Va-t-on voir le changement d’heure disparaître de nos quotidiens ? Pour les scientifiques, cela pourrait être une très bonne chose pour la santé. Selon eux, la suppression du changement pourrait éviter de graves problèmes de santé.

Le changement d'heure perturberait notre rythme circadien
Le changement d'heure perturberait notre rythme circadien

Changement d’heure. Chaque année, c’est la sempiternelle question : dort-on plus, dort-on moins ? C’est ce qui nous préoccupe en premier, lorsque l’on passe à l’heure d’hiver ou à l’heure d’été. Mais pendant que nous réorganisons notre emploi du temps en fonction du soleil, les scientifiques s’interrogent différemment. Cette heure, que l’on ajoute ou que l’on supprime en fonction de la période de l’année, doit-on l’abolir définitivement ? En effet, pour les experts, cette disparition pourrait bien éviter un grand nombre de décès.

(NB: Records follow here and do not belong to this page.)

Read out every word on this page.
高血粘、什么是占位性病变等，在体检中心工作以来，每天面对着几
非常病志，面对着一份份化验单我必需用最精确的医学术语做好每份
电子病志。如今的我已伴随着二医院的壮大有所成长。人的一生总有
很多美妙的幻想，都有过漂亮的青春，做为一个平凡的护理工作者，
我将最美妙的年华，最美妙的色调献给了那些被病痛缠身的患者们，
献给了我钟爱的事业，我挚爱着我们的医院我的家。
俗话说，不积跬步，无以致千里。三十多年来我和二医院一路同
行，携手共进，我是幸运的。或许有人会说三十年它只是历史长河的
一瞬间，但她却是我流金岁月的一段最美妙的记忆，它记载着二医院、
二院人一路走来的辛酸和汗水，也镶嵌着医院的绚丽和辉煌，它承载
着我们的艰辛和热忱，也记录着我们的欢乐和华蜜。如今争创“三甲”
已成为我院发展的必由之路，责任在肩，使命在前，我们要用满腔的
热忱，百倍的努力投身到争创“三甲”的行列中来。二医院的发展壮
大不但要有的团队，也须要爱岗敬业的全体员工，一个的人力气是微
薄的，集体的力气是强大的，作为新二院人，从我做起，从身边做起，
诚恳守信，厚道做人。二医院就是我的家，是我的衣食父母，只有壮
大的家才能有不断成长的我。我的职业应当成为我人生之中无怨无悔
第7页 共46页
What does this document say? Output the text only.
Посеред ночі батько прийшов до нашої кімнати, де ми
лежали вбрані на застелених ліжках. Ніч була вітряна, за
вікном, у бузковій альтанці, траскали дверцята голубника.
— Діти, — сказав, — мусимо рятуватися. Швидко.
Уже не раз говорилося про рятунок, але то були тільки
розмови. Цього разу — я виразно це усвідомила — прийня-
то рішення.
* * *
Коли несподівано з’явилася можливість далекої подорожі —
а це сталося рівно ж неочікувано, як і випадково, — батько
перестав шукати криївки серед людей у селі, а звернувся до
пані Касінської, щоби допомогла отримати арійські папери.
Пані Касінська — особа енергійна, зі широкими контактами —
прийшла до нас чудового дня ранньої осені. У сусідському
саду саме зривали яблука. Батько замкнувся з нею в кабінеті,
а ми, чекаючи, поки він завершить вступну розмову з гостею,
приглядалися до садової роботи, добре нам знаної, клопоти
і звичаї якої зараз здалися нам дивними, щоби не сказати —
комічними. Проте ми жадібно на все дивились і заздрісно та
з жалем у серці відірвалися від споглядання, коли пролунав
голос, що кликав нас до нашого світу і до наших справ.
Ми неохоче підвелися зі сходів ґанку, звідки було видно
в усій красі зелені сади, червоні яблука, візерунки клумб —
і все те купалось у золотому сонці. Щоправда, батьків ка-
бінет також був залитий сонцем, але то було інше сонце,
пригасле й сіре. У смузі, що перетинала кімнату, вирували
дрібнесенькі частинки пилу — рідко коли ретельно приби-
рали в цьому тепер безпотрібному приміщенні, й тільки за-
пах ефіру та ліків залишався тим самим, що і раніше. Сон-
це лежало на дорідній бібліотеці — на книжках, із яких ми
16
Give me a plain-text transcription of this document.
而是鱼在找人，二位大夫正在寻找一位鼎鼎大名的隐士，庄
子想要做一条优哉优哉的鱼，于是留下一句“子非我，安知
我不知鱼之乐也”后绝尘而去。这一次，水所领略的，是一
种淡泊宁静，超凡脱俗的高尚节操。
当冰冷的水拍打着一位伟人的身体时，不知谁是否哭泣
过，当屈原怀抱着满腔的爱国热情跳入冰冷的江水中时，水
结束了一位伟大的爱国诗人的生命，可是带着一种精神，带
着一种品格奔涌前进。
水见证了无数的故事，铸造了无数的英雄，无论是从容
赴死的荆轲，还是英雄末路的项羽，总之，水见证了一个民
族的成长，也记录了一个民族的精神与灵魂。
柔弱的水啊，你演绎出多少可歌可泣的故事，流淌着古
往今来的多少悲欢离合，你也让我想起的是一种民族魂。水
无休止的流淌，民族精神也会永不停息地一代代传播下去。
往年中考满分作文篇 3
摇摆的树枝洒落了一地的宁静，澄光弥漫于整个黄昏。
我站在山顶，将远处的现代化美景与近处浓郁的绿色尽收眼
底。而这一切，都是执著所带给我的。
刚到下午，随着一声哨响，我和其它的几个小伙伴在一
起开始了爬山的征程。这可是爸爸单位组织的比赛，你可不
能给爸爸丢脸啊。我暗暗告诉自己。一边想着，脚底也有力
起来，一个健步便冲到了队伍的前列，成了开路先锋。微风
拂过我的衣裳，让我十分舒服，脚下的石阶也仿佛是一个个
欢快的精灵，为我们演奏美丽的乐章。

La suppression du changement d’heure permettrait d’éviter certains AVC et cas d’obésité

C’est tout le rythme circadien qui en prend un coup. Dès lors que l’heure change, l’organisme doit se réadapter et, contrairement à ce que l’on pourrait imaginer, une heure de différence, ça fait déjà, justement, la différence. Le neurologue Alex Desautels exerce à l’Hôpital du Sacré-Cœur de Montréal, au Canada. Pour lui, la santé de la population mondiale est en jeu. « C’est un pas de plus pour montrer que garder l’heure normale serait bénéfique pour la santé de la population ».

Les pays pourraient-ils se montrer favorables à cette mesure ?

Et il n’est pas le seul à entrevoir tous les bénéfices sur la santé si cette abolition a lieu. En Californie, les experts de l’université de Stanford affirment que, grâce à ce changement, les États-Unis pourraient éviter 300 000 AVC par an et 2,6 millions de personnes atteintes d’obésité. Des chiffres non négligeables, notamment au pays de l’Oncle Sam, dans lequel l’obésité fait partie des enjeux de santé majeurs. Selon les travaux, le passage à l’heure normale réduirait de 0,09 % le nombre d'accidents vasculaires cérébraux et de 0,78 % l'obésité.

Un coût faramineux, aussi bien pour l’hygiène de vie que pour l’économie. Et si, jusqu’à présent, les travaux restaient principalement théoriques, les données récentes semblent changer la donne. « Jusqu’à maintenant, on avait seulement des évidences théoriques des bienfaits du fait de conserver l’heure normale. […] On sort du champ théorique avec cette étude-là. Ce sont des données qui sont plus ancrées dans la réalité populationnelle », explique le docteur Desautels.

L'obésité diminuée grâce à l'abolition du changement d'heure
L'obésité diminuée grâce à l'abolition du changement d'heure

Pour un cycle circadien le plus optimal possible, l’être humain a besoin de deux choses : de la lumière naturelle en journée et de pénombre le soir. Le problème, c’est qu’avec le changement d’heure, cette alternance jour-nuit est gravement impactée. Sans compter l’usage de lumière bleue à outrance en soirée. Smartphone, télévision et autres écrans viennent participer à ce dérèglement qui entraîne irrémédiablement des conséquences sur la santé.

« On le sait, l’exposition à la lumière le matin pour synchroniser notre horloge circadienne, c’est bénéfique. Le fait d’avoir un ensoleillement diminué en soirée, c’est aussi bénéfique parce que ça augmente la privation de sommeil » assure le neurologue. Et si de nombreux pays se montrent favorables à cette idée, pour l’instant, rien n’est fait. Pour Alex Desautels, les politiques se doivent de suivre les recommandations des experts. « Je pense qu’il faut aller avec les données scientifiques pour prendre cette décision-là, pour avoir une décision éclairée ».